An Zhe ona "Eve gitmeyeceğim." dedi.

Patron Shaw kaşlarını çattı. "Ya ne yapacaksın?"

An Zhe üzerindeki giysileri işaret etti. "Eşyalarını geri verebilmek için işinin bitmesini bekleyeceğim."

Patron Shaw kafasına vurdu. "Unut gitsin, senin evine gidemem."

"Peki, ben de sevgilimi bulacağım." diye ekledi.

An Zhe ustasının neden "de" bağlacını kullandığını anlayamadan ayrılışını izledi.

Sonra Şair'in konuştuğunu duydu. "Patron Shaw uzun yıllardır bodrumun üçüncü katında faaliyet gösteriyor, üsteki pornografik kitap ve filmlerin en az yüzde doksanı onun dükkanından geliyor. Gençken sayısız sevgilisi olduğu söylenir."

An Zhe ustasının gerçekten ünlü biri gibi göründüğünü fark etti. "Onu tanıyor musun?" diye sordu.

"Üs çok büyük." Şair güldü. "Patron Shaw'un ne yaptığını kim bilmez?"

"Ama yaşlandığından beri pek gösterişli değil." dedi Şair. "Bodrumun üçüncü kattan bahsedince aklıma Du Sai geldi. Onunla tanışmış mıydın? Du Sai dış şehirdeki en güzel kadın."

An Zhe başını salladı.

Şair içini çekti. "Şimdi nerede olduğunu hiç bilmiyorum. Ölseydi çok üzülürdüm..."

An Zhe hiçbir şey söylemedi.

Şair hapishanede kilitliydi ve karaborsanın üçüncü bodrum katındaki patron hanımın üreme mevsiminin başlangıcında öldüğünü kesinlikle bilemezdi.

Sonra Şair'in biraz tereddütlü ifadesine bakan An Zhe aniden bir şey anladı.

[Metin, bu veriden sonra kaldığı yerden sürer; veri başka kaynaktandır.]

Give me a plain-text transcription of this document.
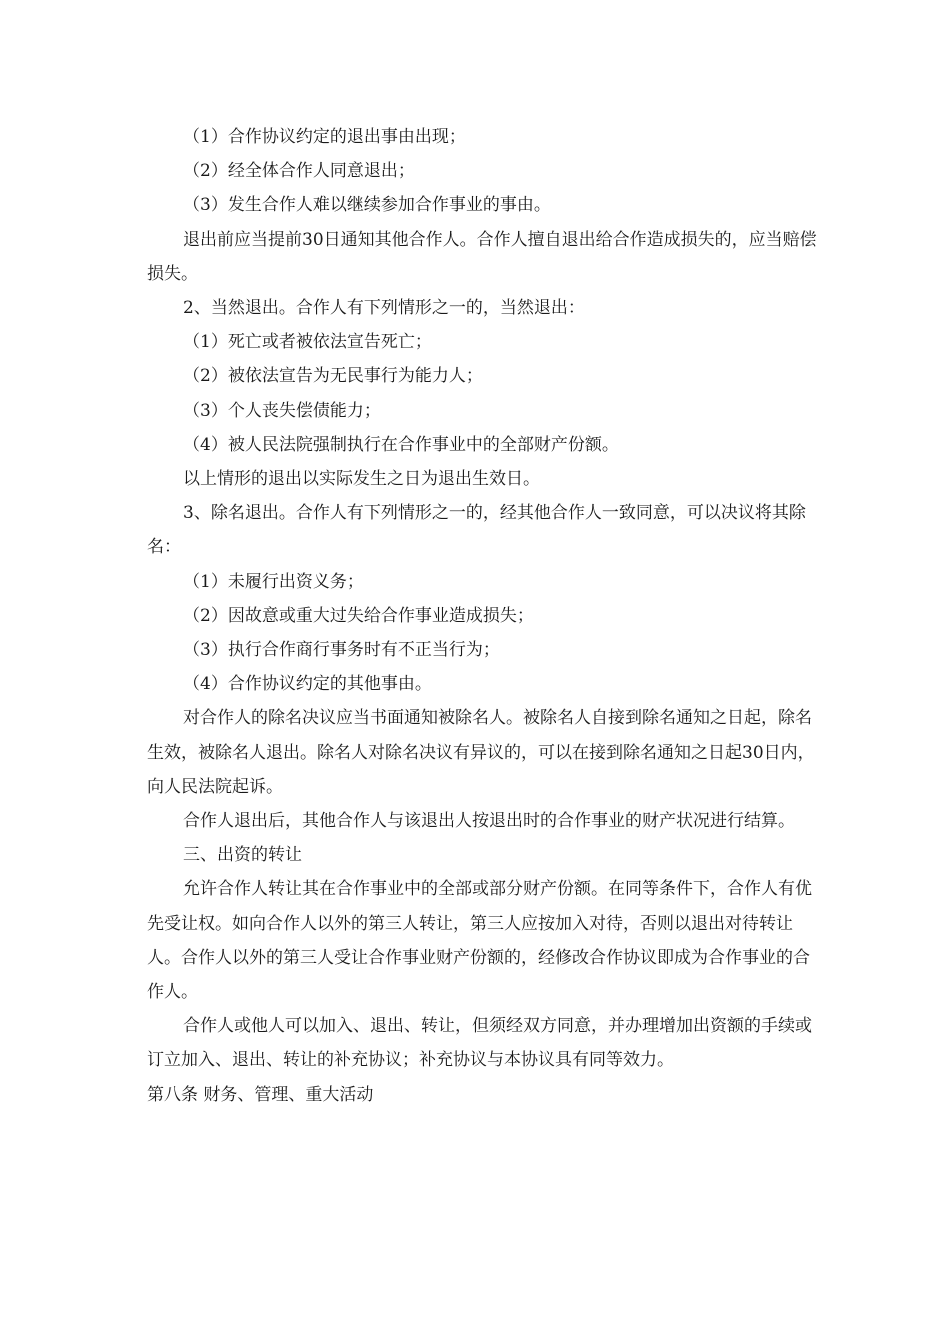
（1）合作协议约定的退出事由出现；

（2）经全体合作人同意退出；

（3）发生合作人难以继续参加合作事业的事由。

退出前应当提前30日通知其他合作人。合作人擅自退出给合作造成损失的，应当赔偿损失。

2、当然退出。合作人有下列情形之一的，当然退出：

（1）死亡或者被依法宣告死亡；

（2）被依法宣告为无民事行为能力人；

（3）个人丧失偿债能力；

（4）被人民法院强制执行在合作事业中的全部财产份额。

以上情形的退出以实际发生之日为退出生效日。

3、除名退出。合作人有下列情形之一的，经其他合作人一致同意，可以决议将其除名：

（1）未履行出资义务；

（2）因故意或重大过失给合作事业造成损失；

（3）执行合作商行事务时有不正当行为；

（4）合作协议约定的其他事由。

对合作人的除名决议应当书面通知被除名人。被除名人自接到除名通知之日起，除名生效，被除名人退出。除名人对除名决议有异议的，可以在接到除名通知之日起30日内，向人民法院起诉。

合作人退出后，其他合作人与该退出人按退出时的合作事业的财产状况进行结算。

三、出资的转让

允许合作人转让其在合作事业中的全部或部分财产份额。在同等条件下，合作人有优先受让权。如向合作人以外的第三人转让，第三人应按加入对待，否则以退出对待转让人。合作人以外的第三人受让合作事业财产份额的，经修改合作协议即成为合作事业的合作人。

合作人或他人可以加入、退出、转让，但须经双方同意，并办理增加出资额的手续或订立加入、退出、转让的补充协议；补充协议与本协议具有同等效力。

第八条 财务、管理、重大活动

Bir bireyin başka bir bireyin ölümüne üzülmesi insanlara özgü bir duyguydu ve belki de ölümden diğer yaratıklardan daha fazla korkmalarının nedenlerinden biri de buydu.

Şair, "Yine o ifadeyi gösteriyorsun." dedi.

"Ne?"

"Burada olan hiçbir şeyin seninle hiçbir ilgisi yokmuş da sanki sadece izliyormuşsun gibi." Şair dirseğini An Zhe'nin omzuna koydu ve alaycı bir tavırla konuştu. "Bizi izliyor ya da bize acıyor gibisin, bir an için sende bir tanrısallık olduğunu düşündüm."

An Zhe anlamayarak gözlerini kırpıştırdı.

Gerçekten de insan değilmiş gibi davranıyor olabilirdi. Sonuçta o bir heterogenezdi.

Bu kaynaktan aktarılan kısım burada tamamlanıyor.